Durante questa procedura ambulatoriale, il chirurgo rimuove per via laparoscopica strati della porzione esterna dell’ovaio, che contengono un gran numero di ovociti immaturi, circondati da una sottile membrana di cellule follicolari (queste “strutture” microscopiche, costituite dagli ovociti e dalle cellule follicolari, vengono chiamate follicoli primordiali e rappresentano una riserva essenziale per la fertilità delle donne). Dopo il prelievo, il tessuto ovarico viene conservato in azoto liquido (intorno a -195°C) anche per molti anni.
I follicoli primordiali possono poi essere scongelati e reimpiantati sottocute, da dove, 3-10 giorni dopo, ricominciano a funzionare, riacquistando le connessioni con i vasi sanguigni circostanti e ripristinando la funzione ovarica in circa tre mesi.
Mediamente si riattiva il 40% dei follicoli, ma questa percentuale può variare in base all’età della donna, alla quantità di tessuto asportata e al numero di follicoli primordiali presenti al momento della procedura.
Procedure frazionate per risultati migliori
Ebbene, in base ai dati raccolti dal 1999 in poi su centinaia di donne sottoposte al prelievo di tessuto ovarico, i ricercatori dell’Università di Yale hanno elaborato una serie di modelli matematici per immaginare con precisione i nuovi, possibili scenari.

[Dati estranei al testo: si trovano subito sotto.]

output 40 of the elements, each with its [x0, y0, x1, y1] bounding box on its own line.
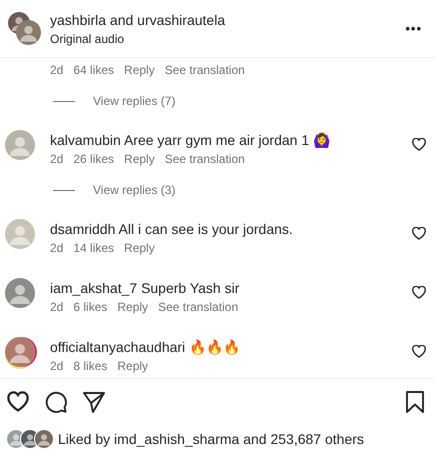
comment-text: kalvamubin Aree yarr gym me air jordan 1 🙆‍♀ [50, 131, 332, 150]
comment-text: dsamriddh All i can see is your jordans. [50, 220, 294, 239]
comment-icon[interactable] [44, 390, 68, 414]
more-options-button[interactable]: ••• [405, 21, 422, 36]
avatar[interactable] [34, 429, 54, 449]
likes-count[interactable]: 6 likes [73, 298, 108, 316]
comment-time: 2d [50, 151, 64, 168]
audio-label[interactable]: Original audio [50, 32, 406, 46]
reply-link[interactable]: Reply [124, 61, 155, 79]
see-translation-link[interactable]: See translation [158, 298, 238, 316]
reply-link[interactable]: Reply [117, 357, 148, 375]
heart-icon[interactable] [412, 286, 426, 300]
likes-count[interactable]: 64 likes [73, 61, 114, 79]
bookmark-icon[interactable] [404, 390, 426, 414]
liked-by-text[interactable]: Liked by imd_ashish_sharma and 253,687 others [58, 431, 364, 447]
like-icon[interactable] [6, 390, 30, 414]
post-authors[interactable]: yashbirla and urvashirautela [50, 12, 406, 28]
reply-link[interactable]: Reply [117, 298, 148, 316]
comment-time: 2d [50, 299, 64, 316]
view-replies-link[interactable]: View replies (7) [93, 91, 176, 111]
likes-count[interactable]: 8 likes [73, 357, 108, 375]
comment-time: 2d [50, 240, 64, 257]
comment-time: 2d [50, 62, 64, 79]
avatar[interactable] [5, 278, 35, 308]
avatar[interactable] [5, 337, 35, 367]
likes-count[interactable]: 14 likes [73, 239, 114, 257]
comment-text: officialtanyachaudhari 🔥🔥🔥 [50, 338, 242, 357]
comment-text: iam_akshat_7 Superb Yash sir [50, 279, 240, 298]
likes-count[interactable]: 26 likes [73, 150, 114, 168]
see-translation-link[interactable]: See translation [164, 150, 245, 168]
reply-link[interactable]: Reply [124, 150, 155, 168]
reply-link[interactable]: Reply [124, 239, 155, 257]
avatar[interactable] [16, 20, 41, 44]
heart-icon[interactable] [412, 227, 426, 241]
see-translation-link[interactable]: See translation [164, 61, 245, 79]
comment-time: 2d [50, 358, 64, 375]
view-replies-link[interactable]: View replies (3) [93, 180, 176, 200]
heart-icon[interactable] [412, 138, 426, 152]
heart-icon[interactable] [412, 345, 426, 359]
share-icon[interactable] [82, 390, 106, 414]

Ad esempio, se in una donna sana di 25 anni si prelevasse un quarto del tessuto ovarico, e lo si impiantasse prima dei 50 anni, si potrebbe ritardare la menopausa di 11,8 anni (o di 15,5 anni, se le tecniche per far sopravvivere gli ovociti migliorassero, passando dal 40% all’80%). Frazionando il reimpianto in 3 o 6 procedure, si potrebbe arrivare a un ritardo, rispettivamente, di 23 o 31 anni (o addirittura di 47 anni, nel caso di sopravvivenza degli ovociti all’80%).
Questo significherebbe, virtualmente, la scomparsa della menopausa. Ogni donna potrebbe infatti sottoporsi a più procedure, durante la sua vita, partendo da un solo prelievo eseguito in gioventù, e non entrerebbe mai in menopausa.
I vantaggi potrebbero essere di vario tipo. Oltre alla possibilità di concepire figli in un’età in cui si è già investito tutto il tempo necessario alla realizzazione professionale, si potrebbe evitare di risentire delle conseguenze negative associate al crollo della produzione degli estrogeni, per esempio a carico delle ossa, dell’umore e del sistema nervoso, così come di quelle cardiovascolari tipiche della menopausa, e verrebbe prolungata una piena attività sessuale. «Per la prima volta nella storia della medicina - ribadisce Oktay - abbiamo la capacità di ritardare o eliminare potenzialmente la menopausa».
Restano forti le perplessità nel mondo scientifico
Tuttavia, la prospettiva non convince tutta la comunità scientifica, una parte della quale critica apertamente sia la medicalizzazione di una condizione fisiologica come la menopausa, trattata appunto come una malattia da evitare sempre e comunque, sia l’approccio che tende a rimuovere – culturalmente, ancora prima che dal punto di vista medico – l’avanzare dell’età.
Inoltre, queste prospettive non sembrano tenere nella giusta considerazione il diritto degli eventuali figli di non nascere da madri troppo anziane, anche se ancora fertili grazie a un trapianto. Resta poi anche l’incognita di possibili effetti negativi sull’organismo legati a queste procedure. Infine, c’è chi teme il business che si svilupperebbe per promettere alle donne l’addio o il rinvio anche di decenni della manopausa, con tutte le forzature che ne seguirebbero. Ci sarà quindi ancora molto da discutere, prima di arrivare alla menopausa fai da te, a prescindere dagli avanzamenti delle tecniche biomedicali.